UIC SPH students are involved with the project as part of “Public Health 360: Local Citizenship and Community Health Initiatives,” taught by Dr. Laurel Berman (PhD ‘06, MS ‘02), adjunct assistant professor, and Dr. Serap Erdal, associate professor of environmental and occupational health sciences at UIC SPH. The community-focused course gets the students out in the community where they can apply what they’ve learned in the classroom.

“We’ve been working on community engagement and learning how to partner with organizations in order to address a specific public health issue. We’ve been doing research on brownfield sites and learning how to gain community trust,” said student Evelyn Velazquez. Ms. Velazquez and her group, Melissa León, Feliciano Ocegueda, and Jamie Danemayer, have been working with the Urban Innovation Center to map the area’s vacant lots and determine what clean-up might be needed before the sites can be used for solar farms. Later in the semester, the group will introduce their findings and explain the benefits of urban solar farms and other energy innovation projects at a community meeting.

 

Professor Laurel Berman (center) with students mapping vacant properties near Englewood

Students learn the history of the vacant sites by speaking with community members and nonprofits, and researching local and state databases, Dr. Berman said. The site history gives them an idea of what clean-up is needed before the site can be safely used for other purposes.

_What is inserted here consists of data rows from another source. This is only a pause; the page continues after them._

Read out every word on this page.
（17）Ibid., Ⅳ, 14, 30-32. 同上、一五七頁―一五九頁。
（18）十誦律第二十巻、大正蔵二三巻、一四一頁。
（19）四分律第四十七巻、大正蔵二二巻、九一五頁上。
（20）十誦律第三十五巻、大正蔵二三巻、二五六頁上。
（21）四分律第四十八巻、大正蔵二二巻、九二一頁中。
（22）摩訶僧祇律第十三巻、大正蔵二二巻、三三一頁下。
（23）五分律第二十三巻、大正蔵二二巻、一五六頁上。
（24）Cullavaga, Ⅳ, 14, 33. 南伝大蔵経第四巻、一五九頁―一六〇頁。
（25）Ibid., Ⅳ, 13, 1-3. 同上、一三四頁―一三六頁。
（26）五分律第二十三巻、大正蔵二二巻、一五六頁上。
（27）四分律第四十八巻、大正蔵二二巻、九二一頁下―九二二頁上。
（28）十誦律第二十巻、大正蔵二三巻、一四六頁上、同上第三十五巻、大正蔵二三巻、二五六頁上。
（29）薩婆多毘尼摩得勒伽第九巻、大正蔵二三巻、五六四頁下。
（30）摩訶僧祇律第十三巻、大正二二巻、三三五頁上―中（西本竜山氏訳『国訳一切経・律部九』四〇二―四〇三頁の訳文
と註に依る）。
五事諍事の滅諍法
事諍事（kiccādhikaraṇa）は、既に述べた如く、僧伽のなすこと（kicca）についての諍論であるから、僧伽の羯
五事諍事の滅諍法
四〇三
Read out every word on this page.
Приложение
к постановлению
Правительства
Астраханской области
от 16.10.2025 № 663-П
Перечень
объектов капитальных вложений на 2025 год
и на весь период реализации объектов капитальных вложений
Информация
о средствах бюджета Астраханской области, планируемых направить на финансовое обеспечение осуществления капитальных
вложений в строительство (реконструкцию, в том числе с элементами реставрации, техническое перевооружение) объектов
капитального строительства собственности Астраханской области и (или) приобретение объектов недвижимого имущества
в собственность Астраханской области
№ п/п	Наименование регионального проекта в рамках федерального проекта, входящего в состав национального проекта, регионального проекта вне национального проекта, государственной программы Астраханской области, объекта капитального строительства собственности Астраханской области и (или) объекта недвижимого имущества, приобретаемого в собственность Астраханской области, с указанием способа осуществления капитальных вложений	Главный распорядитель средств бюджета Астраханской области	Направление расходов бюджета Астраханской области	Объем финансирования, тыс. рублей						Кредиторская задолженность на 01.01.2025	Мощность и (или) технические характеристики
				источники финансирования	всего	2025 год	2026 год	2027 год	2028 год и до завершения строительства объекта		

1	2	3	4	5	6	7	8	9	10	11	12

“With properties like this, sometimes there’s no contamination. I think an estimate would be about 30 percent are not contaminated. So, brownfields are an opportunity for redevelopment,” Dr. Berman said.

The urban solar project is just in the initial stages, but with community buy-in, an agreement with the local energy provider, and sufficient funding, it could become a reality.

In addition to the urban solar project, Drs. Berman and Erdal are managing twelve other student projects focused on UIC SPH students and community members repurpose vacant lots as solar farms on Chicago’s South Side community health, social, and environmental issues. Many are in communities on Chicago’s South Side.

One student group is working with Cheryl Johnson’s organization, People for Community Recovery (PCR), to convert a former gas station in Riverdale into a museum honoring the environmental justice movement. Ms. Johnson’s mother Hazel, the founder of PCR, was an early leader in the environmental justice movement.

“Cheryl Johnson is following in her mother’s footsteps. Our students are helping her turn projects into reality. The work also has a larger significance, because People for Community Recovery has prominence nationally [in the history of environmental justice],” Dr. Erdal said.

Some of the projects focus on turning vacant land into healthy, usable space or housing, and others are working with those experiencing homelessness. One group has partnered with the Southeast Environmental Task Force on the City’s Southeast side to establish a database tracking the activities surrounding petcoke, a potentially toxic byproduct of the petroleum refining process. All of the projects engage students with the health and environmental issues affecting their local communities.

“We tell them from day one that they will be working with communities, applying what they are learning in the class in the field. The students know that this is just a first stab—it takes years to build relationships in communities, but we are getting them to think about it early,” Dr. Berman said.